Cuando por fin pude venir a Nueva York para el tercer semestre de la maestría, lo primero que hice, después de vacunarme, fue ir al 19 University Place. Subí al cuarto piso por las escaleras de servicio, que por cierto nunca más he vuelto a usar, y recorrí los pasillos. Sin planearlo, pasé junto a la puerta de Sergio y noté que estaba entreabierta. Toqué. Sergio me invitó a pasar. Me presenté, le pregunté si me ubicaba, por ahí cambiamos tanto entre pantalla y realidad que a lo mejor se confundía. Además, ¿cuántos alumnos como yo, y mil veces mejores, no habría tenido ya? Recuerdo que Sergio iba vestido con shorts y unas licras negras debajo. Como si hubiera llegado hasta ahí corriendo, o caminando, o trotando. Me senté y comenzamos a charlar. No quería importunarlo. Había calculado estar cinco, quizá diez minutos en su oficina. Al final fui yo quien tuvo que excusarse y salir media hora después porque tenía otro compromiso.
Esa generosidad de tiempo no es tan común en las graduate schools. Lo sabemos todos: las office hours son más bien quince minutos de oficina. Las siguientes tres veces que me pasé por la suya, Sergio me regaló casi horas completas. Y me prestó libros, varios libros, otro detalle, a lo mejor banal, pero que, al menos en mi experiencia, no es común. Le regresé todos, y no voy a mentir, a lo mejor me arrepiento de no haberme quedado con alguno.
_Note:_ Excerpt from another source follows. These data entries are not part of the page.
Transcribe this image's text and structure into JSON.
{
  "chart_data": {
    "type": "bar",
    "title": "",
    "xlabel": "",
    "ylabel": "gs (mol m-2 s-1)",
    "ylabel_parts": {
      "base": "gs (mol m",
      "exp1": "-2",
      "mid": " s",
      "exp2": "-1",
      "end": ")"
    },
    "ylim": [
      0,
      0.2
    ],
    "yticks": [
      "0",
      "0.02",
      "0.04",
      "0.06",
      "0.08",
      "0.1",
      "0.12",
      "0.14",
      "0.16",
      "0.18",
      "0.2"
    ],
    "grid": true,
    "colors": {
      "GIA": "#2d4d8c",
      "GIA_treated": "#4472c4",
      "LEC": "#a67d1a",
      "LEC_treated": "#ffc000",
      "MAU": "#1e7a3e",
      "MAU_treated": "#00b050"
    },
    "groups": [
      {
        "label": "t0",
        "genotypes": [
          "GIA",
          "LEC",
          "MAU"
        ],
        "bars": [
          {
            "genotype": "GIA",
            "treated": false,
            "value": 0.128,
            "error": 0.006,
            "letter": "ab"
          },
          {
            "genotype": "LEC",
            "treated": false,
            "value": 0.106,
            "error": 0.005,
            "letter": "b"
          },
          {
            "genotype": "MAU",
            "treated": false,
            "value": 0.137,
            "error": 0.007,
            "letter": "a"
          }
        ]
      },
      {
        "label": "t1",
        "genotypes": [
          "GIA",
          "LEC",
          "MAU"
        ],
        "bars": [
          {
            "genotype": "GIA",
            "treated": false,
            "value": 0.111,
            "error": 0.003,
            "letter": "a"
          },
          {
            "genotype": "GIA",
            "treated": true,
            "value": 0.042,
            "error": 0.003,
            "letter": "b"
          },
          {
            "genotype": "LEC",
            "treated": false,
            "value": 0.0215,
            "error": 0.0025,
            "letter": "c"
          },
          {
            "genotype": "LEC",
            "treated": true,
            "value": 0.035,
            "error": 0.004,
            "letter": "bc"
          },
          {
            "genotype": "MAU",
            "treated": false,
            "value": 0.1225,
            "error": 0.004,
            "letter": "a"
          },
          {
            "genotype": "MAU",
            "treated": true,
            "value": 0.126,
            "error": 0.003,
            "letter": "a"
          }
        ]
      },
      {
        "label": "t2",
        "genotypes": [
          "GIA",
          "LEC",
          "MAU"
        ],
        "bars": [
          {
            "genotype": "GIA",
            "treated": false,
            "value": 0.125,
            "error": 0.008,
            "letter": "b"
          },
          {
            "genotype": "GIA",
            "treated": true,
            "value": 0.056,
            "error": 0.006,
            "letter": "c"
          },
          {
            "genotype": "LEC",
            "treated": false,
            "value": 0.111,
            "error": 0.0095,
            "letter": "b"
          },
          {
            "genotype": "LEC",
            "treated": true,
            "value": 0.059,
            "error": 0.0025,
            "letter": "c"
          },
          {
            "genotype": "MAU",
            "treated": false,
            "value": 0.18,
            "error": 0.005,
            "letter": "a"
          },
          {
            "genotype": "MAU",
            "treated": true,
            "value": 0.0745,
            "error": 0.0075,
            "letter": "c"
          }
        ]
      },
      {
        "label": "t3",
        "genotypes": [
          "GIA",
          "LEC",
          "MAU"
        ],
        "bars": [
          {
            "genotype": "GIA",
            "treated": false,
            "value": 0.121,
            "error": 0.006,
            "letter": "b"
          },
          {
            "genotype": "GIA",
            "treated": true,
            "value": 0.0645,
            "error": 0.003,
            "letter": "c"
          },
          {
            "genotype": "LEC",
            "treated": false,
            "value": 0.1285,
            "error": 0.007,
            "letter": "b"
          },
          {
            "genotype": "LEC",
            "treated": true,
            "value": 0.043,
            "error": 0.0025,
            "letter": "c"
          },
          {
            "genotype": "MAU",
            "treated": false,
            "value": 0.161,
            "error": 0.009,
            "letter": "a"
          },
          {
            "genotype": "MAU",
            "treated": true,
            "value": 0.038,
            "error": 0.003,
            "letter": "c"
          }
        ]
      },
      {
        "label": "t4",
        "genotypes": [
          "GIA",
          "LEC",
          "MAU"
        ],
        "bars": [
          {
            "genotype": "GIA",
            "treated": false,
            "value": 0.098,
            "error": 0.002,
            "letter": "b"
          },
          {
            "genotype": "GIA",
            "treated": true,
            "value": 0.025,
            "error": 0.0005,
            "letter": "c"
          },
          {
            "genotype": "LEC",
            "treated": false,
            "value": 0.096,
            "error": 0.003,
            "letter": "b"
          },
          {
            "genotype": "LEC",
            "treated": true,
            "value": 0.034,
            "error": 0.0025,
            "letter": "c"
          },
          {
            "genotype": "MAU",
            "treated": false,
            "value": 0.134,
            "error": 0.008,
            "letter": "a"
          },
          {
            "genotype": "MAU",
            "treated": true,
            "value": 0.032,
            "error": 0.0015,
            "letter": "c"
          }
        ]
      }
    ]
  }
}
Sobra decir que lo escogí como lector de tesis y que en el spring 2022, mi último semestre, y el suyo también, volví a escoger su taller de ficción. Un tanto preocupado por esto, pues era mi tercera clase con él y aparte me estaba leyendo la tesis, que para colmo era el mismo texto que trabajaría a lo largo del taller, le dije al finalizar el primer martes de clase: Sergio, tú dime, si crees que es mejor que tome otra clase lo hago, no me gustaría viciar la relación. No exagero si digo que Sergio me palmeó la espalda y contestó: “no te preocupés, esa shá está viciada”.
Mi traslape con Sergio fue demasiado breve, pero ya empezaba a intuir algunos lazos que apuntaban más allá de los estrictamente académicos, más allá de profesor a alumno, de esos que más bien corren entre mentor y pupilo, o entre escritor y lector, o mejor aún, entre pares. Me quedo con eso: con la nostalgia y el cariño de lo que pudo ser. Y con mucha gratitud.
Enrique Aureng Silva es arquitecto, escritor, docente y traductor amateur. Además de escribir narrativa, traduce textos literarios en versiones.press.